Manhattan is set to get three inches of snow starting at around 5 or 6 a.m. Thursday. Parts of Queens, Brooklyn and Long Island should brace for at least double that, experts warned.
And while the city is expected to “warm up’’ to the mid-20s Thursday, a blast of arctic air will cause temps to plummet again by Friday, to a high in the teens or less.
On Saturday, even the high will only hover around 9 degrees.
“There is a deep freeze coming up Saturday into Sunday,’’ Dombek said.
The coldest day on record for Jan. 6 was in 1896, when temperatures fell to minus-2 degrees, he said.
“I don’t expect we will break that, but we’ll be coming close,” the meteorologist said.
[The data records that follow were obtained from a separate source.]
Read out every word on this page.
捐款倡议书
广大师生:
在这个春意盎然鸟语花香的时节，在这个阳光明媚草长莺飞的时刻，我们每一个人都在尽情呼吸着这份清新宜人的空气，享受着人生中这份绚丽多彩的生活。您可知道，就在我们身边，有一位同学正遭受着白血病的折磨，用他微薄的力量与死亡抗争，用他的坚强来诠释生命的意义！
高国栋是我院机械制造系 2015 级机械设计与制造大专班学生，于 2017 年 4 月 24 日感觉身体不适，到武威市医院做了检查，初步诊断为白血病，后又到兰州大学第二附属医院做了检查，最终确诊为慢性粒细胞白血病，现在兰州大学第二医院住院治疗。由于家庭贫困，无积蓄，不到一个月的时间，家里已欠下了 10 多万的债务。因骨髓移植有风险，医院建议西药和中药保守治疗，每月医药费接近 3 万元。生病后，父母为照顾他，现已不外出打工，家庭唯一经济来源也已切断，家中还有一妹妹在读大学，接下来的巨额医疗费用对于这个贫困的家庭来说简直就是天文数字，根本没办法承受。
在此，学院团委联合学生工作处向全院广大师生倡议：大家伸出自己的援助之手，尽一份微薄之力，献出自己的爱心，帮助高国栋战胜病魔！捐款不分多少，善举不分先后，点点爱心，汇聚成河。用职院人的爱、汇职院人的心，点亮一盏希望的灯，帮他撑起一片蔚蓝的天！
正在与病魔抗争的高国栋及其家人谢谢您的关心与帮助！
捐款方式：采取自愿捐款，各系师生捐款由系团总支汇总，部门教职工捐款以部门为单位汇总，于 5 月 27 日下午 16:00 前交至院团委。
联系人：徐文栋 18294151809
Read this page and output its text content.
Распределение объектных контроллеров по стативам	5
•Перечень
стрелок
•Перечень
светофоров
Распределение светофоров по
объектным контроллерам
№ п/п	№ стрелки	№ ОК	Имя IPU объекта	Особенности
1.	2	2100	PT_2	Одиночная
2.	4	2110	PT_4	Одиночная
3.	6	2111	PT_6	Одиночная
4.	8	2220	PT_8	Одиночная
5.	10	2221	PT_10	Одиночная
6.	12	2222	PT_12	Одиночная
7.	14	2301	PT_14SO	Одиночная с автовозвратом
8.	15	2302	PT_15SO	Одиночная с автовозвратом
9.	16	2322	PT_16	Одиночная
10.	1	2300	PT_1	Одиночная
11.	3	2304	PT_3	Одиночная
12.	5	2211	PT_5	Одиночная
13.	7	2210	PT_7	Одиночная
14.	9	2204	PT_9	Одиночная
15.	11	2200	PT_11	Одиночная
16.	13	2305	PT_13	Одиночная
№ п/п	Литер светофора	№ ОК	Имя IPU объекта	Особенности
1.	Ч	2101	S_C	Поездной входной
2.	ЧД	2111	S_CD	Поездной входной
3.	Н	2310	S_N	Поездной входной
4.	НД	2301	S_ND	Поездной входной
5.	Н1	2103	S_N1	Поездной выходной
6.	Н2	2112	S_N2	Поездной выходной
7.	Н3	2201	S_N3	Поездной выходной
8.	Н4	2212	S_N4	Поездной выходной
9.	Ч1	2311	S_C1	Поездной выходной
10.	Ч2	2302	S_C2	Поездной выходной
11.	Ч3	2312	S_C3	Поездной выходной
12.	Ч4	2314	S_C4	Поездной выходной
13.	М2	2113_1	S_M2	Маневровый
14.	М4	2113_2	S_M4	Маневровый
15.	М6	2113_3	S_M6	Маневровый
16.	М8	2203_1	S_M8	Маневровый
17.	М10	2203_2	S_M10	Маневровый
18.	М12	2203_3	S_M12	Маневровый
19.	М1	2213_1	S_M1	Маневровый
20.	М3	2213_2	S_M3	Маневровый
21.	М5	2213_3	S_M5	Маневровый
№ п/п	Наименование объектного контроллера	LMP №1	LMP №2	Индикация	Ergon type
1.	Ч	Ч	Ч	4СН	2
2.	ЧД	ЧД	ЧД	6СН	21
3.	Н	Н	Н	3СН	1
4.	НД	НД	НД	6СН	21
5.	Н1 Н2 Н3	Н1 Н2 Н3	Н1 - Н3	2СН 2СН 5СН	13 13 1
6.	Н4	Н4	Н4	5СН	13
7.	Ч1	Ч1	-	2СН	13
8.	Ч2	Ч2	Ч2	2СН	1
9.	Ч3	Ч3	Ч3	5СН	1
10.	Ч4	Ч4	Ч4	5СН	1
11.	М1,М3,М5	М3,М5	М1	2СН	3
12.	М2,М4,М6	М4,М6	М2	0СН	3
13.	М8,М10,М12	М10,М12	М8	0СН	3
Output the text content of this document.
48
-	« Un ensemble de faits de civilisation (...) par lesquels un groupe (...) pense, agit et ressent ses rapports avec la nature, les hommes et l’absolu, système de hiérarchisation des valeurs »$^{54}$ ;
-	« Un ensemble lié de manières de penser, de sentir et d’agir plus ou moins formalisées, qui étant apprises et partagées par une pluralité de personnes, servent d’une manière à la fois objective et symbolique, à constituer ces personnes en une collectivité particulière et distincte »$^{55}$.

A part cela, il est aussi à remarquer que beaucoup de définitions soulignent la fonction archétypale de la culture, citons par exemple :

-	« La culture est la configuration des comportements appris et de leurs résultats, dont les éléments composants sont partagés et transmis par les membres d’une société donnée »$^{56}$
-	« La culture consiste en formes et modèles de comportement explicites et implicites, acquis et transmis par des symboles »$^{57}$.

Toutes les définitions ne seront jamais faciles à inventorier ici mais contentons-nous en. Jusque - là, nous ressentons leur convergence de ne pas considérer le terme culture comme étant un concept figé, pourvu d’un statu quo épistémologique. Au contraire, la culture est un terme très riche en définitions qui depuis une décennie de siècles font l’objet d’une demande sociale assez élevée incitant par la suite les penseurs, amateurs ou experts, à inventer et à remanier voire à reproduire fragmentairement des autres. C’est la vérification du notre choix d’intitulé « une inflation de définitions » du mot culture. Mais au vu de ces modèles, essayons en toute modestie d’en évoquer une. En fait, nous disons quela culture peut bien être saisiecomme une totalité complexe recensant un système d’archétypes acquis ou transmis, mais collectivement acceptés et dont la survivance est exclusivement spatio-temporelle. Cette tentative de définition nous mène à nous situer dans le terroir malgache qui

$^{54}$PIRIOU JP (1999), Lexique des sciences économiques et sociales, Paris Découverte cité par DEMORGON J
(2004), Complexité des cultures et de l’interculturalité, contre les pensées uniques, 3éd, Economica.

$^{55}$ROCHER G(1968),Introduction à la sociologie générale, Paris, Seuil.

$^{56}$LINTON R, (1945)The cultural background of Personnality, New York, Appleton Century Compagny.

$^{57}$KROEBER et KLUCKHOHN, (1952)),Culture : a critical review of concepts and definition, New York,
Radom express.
The storm is called a “bomb cyclone’’ because its pressure can drop so drastically that it’s like an explosion, experts said.
“All day Thursday, meteorologists are going to be glued to the new GOESEast satellite, watching a truly amazing extratopical ‘bomb’ cyclone off New England coast,” tweeted Ryan Maue of Weather.us.
“It will be massive — fill up entire Western Atlantic off U.S. East Coast. Pressure as low as Sandy & hurricane winds,” he wrote.
Maue said it was possible that “extremely dangerous cold from brutal wind chills will wreck the Midwest and Northeast during day Friday into Saturday.”
“Record lows likely at most locations,” he added.